Account for the differences in oxygen consumption observed between:
Note added March Below is the article I wrote 6 years ago, but the evidence has changed in the interim, and my thinking has become more nuanced. My thinking was based on theory and epidemiology. Replicative senescence based on rationing telomerase is one of the oldest modes of programmed death in protozoans, long before there was multi-celled life.
It is natural to imagine that it is a conserved evolutionary pathway of programmed aging in humans. People with shorter telomeres have shorter life expectancies and higher mortality risk than people the same age with longer telomeres. Since that time, there is new epidemiology and new biochemistry.

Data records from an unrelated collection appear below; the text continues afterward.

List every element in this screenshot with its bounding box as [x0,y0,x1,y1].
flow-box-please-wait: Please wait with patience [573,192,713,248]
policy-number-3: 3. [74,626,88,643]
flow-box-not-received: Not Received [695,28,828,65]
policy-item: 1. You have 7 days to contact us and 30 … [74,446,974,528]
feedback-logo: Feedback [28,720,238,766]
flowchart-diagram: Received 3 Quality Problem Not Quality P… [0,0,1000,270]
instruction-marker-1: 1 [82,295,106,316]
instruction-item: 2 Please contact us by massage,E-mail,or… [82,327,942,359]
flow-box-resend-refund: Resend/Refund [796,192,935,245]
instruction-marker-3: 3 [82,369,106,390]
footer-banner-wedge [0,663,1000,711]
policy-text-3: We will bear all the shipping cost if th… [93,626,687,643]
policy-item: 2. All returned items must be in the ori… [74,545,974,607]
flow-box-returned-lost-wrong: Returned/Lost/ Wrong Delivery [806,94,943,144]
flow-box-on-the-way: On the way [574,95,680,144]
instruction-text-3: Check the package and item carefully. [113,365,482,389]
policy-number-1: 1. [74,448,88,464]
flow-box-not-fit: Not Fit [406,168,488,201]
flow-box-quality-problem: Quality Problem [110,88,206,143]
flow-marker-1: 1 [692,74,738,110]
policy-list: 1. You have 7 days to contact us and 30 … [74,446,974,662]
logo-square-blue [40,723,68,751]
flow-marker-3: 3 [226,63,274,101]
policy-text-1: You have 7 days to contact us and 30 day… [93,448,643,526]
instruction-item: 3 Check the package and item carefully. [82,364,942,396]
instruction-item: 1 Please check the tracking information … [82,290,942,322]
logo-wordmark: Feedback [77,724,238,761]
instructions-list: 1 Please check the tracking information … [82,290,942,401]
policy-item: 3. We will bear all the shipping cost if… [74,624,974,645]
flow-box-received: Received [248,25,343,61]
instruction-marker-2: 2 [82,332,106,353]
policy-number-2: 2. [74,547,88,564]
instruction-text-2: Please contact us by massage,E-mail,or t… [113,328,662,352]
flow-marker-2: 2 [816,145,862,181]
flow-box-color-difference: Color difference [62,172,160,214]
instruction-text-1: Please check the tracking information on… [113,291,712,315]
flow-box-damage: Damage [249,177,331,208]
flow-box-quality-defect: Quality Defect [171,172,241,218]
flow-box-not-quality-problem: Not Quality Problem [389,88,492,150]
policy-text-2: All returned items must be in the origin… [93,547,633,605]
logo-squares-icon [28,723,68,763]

The epidemiology, much to my surprise, has linked longer telomeres with some cancers—notably melanoma and lung cancer. New biochemistry has linked telomerase to the Horvath Aging Clock in the wrong direction. Telomerase accelerates aging, according to observed methylation patterns.
I still believe that longer telomeres are a net benefit, potentially adding 3 to 5 years to our lives.
Longer telomeres are a major protection against cardiovascular disease. I no longer believe that telomeres are the primary aging clock, or that major gains in life expectancy can be achieved through telomere extension. Telomere biology has the potential to extend human life span, to dramatically lower rates of the great remaining killer diseases: The private sector is doing a little better — there are several companies selling herbs that stimulate our own bodies to liberate telomerase.
But this is short-sighted venture capital, and what we need is focused research with a ten-year vision. The body knows perfectly well how to lengthen telomeres, but chooses not to.
All we have to do is to signal the body to activate the telomerase genes that are already present in every cell. Three objections raised against telomerase research 1.
But living systems are open, taking in free energy in the form of food or sunlight, dumping their entropy out into the environment. There is no reason that such systems cannot maintain themselves indefinitely. Indeed, growth and maturation would not be possible if this law of physics applied to open thermodynamic systems.
Since the 19th Century when the laws of thermodynamics were formulated, it has been understood that aging cannot be explained from physics, and therefore commands an explanation from evolution. It is unlikely that any simple adjustment to physiology that humans can discover will do better than evolution has done over millions of years.
Aging is a form of programmed death, on a flexible but finite schedule. It is fixed in our genes. Telomere attrition has been used to time the life cycle and form a basis for programmed death for at least a billion years.
This mechanism is the precursor to telomeric aging that exists to the present day in humans and many other higher animals.- Compare and Contrast Mitosis and Meiosis Meiosis and mitosis describes the process by which cells divide, either by asexual or sexual reproduction to produce a new organism.
Meiosis is a form of cell division that produces gametes in humans these are egg cells and sperms, each with reduced or halved number of chromosomes. An essay describing the processes that make up mitosis (cell replication).
Very good. The process of MitosisMitosis is the term used to describe cell division for replication. The product at the end of mitosis is two daughter cells both genetically identical to the original (parent) cell.3/5(1). Mitosis is the process by which a eukaryotic cell separates the chromosomes in its cell nucleus into two identical sets, in two separate nuclei.
It is a form of karyokinesis, or nuclear division. It is a form of karyokinesis, or nuclear division. Review of DNA Polymerase. So far in our discussions about DNA replication, we've talked about a handful of enzymes that help us by changing and moving parts of .
Cell Structure, Division and Transport. Animal and plant cells have many features in common, such as a nucleus, cytoplasm and cell membrane. Plant cells have a cell wall made of cellulose, a large vacuole containing cell .
During the replication process, two centrosomes move to opposite sides of a cell, with microtubules form a path for the motor proteins of chromosomes to follow as they pull and separate towards the newly formed cells and this occurs in both mitosis and meiosis.